Inspector’s narrative
What the inspector wrote
22 CCR §72523. Patient Care Policies and Procedures.
(a) Written patient care policies and procedures shall be established and implemented to ensure that patient related goals and facility objectives are achieved.
22 CCR § 72537. Reporting of Communicable Diseases.
All cases of reportable communicable diseases shall be reported to the local health officer in accordance with Section 2500, Article 1, Subchapter 4, Chapter 4, Title 17, California Administrative Code.
22 CCR § 72539. Reporting of Outbreaks.
Any outbreak or undue prevalence of infectious or parasitic disease or infestation shall be reported to the local health officer in accordance with Section 2502, Article 1, Subchapter 4, Chapter 4, Title 17, California Administrative Code.
On 11/22/2023, the California Department of Public Health (CDPH) made an unannounced visit to the facility to investigate a complaint about infection control.
The facility failed to immediately report an outbreak (more cases of a disease than expected in a specific location over a specific time period) of a disease when on 11/20/2023 seven residents experienced gastrointestinal (GI, relating to the stomach and intestines) symptoms such as nausea, vomiting, and diarrhea to the local Department of Public Health (DPH) to comply with state and local public health authority requirements. By the next day, 11/21/2023, there were a total of 21 residents with similar GI symptoms.
As a result, there was a high risk of the spread the GI illness to all 186 residents, staff, and visitors.
During an interview with the Director of Nursing (DON), Infection Preventionist Nurse (IPN) and Administrator (ADM) on 11/22/2023 at 1:45 p.m., the IPN stated that on 11/20/2023, a total of seven residents manifested symptoms of nausea, vomiting and diarrhea and the next day, 14 more residents were experiencing nausea, vomiting and diarrhea. The IPN stated that on 11/21/2023, the residents with GI symptoms got quarantined (separated from others for a specific time period to prevent the spread of infection) at the East and South side of the facility. The IPN stated the facility staff was still investigating the cause of the GI symptoms, but it was not identified yet.
A review of the undated log titled, “Infection Control Activity Log,” indicated that on 11/20/2023, seven residents had GI symptoms such as nausea, vomiting and/or diarrhea. Nursing staff notified each resident’s Medical Doctor (MD), conducted antigen testing and placed all the residents experiencing GI related symptoms on contact precaution (steps such as handwashing, putting gloves and gown on and off to prevent spread of infection). On 11/21/2023, there were 14 more residents who experienced GI symptoms. The IPN notified the MD, initiated care plans, and placed all the residents to contact precautions. There was no documentation the local DPH had been notified by telephone immediately on 11/20/2023 as indicated in the Los Angeles County DPH Reportable Diseases and Conditions revised on 7/24/2023.
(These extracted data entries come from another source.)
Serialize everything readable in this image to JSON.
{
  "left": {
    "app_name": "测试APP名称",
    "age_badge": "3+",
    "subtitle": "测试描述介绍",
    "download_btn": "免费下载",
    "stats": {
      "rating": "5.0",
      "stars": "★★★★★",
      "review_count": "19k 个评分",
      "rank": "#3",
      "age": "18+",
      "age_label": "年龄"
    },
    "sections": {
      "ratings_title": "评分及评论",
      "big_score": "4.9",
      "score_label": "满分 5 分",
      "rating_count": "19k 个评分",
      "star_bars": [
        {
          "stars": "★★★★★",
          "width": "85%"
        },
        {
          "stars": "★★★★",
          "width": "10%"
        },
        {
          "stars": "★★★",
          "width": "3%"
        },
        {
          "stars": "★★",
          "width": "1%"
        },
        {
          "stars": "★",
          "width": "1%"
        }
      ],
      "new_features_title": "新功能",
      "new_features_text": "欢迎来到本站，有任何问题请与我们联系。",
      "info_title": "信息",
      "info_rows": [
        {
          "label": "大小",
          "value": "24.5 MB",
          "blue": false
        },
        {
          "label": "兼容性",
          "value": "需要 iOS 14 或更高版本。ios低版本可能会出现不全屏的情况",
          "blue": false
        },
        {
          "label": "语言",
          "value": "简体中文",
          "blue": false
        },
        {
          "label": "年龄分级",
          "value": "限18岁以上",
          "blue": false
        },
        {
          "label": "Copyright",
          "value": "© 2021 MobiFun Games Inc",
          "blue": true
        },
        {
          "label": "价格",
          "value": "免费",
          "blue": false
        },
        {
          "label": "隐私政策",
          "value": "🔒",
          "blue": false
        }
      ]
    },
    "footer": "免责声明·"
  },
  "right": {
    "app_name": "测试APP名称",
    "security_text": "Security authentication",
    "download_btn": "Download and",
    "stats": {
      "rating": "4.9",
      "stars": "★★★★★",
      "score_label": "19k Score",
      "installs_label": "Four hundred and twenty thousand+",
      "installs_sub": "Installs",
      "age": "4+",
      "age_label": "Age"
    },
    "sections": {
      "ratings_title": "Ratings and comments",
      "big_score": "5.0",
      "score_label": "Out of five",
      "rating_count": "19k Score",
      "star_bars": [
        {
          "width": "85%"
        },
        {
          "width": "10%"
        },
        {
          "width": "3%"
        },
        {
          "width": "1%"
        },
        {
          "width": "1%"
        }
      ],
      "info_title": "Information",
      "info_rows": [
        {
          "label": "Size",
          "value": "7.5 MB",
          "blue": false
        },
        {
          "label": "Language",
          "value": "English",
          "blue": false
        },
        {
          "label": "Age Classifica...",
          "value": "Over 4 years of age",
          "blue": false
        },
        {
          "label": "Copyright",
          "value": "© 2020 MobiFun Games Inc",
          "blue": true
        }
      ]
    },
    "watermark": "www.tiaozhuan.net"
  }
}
During a phone interview with the ADM on 11/27/2023 at 1:26 p.m., ADM stated that he instructed his DON to report the outbreak to the local health department; however, he could not confirm it was done.
During a phone interview with the ADM on 11/28/2923 at 3:39 p.m., ADM indicated the IPN did not report the incident to the local Public Health Department.
A review of the facility’s policy and procedures (P&P) titled, “Unusual Occurrence,” revised on 12/06/2022, indicated, “Occurrences such as epidemic outbreaks, poisoning, fires, major accidents, death from unnatural causes or other catastrophes and unusual occurrences which threaten the welfare, safety or health of patients, personnel or visitors shall be reported by the facility within 24 hours. (5) Notify by telephone or fax the following parties: Physician, Conservator, Family, Department of Health and Services, Department of Mental Health, Fire and/or Police Department, if necessary.”
The facility failed to immediately report an outbreak of a disease when on 11/20/2023 seven residents experienced GI symptoms such as nausea, vomiting, and diarrhea to the local DPH to comply with state and local public health authority requirements. By the next day, 11/21/2023, there were a total of 21 residents with similar GI symptoms.
As a result, there was a high risk of the spread the GI illness to all 186 residents, staff, and visitors.
The above violations had a direct or immediate relationship to the health, safety, or security of all residents in the facility.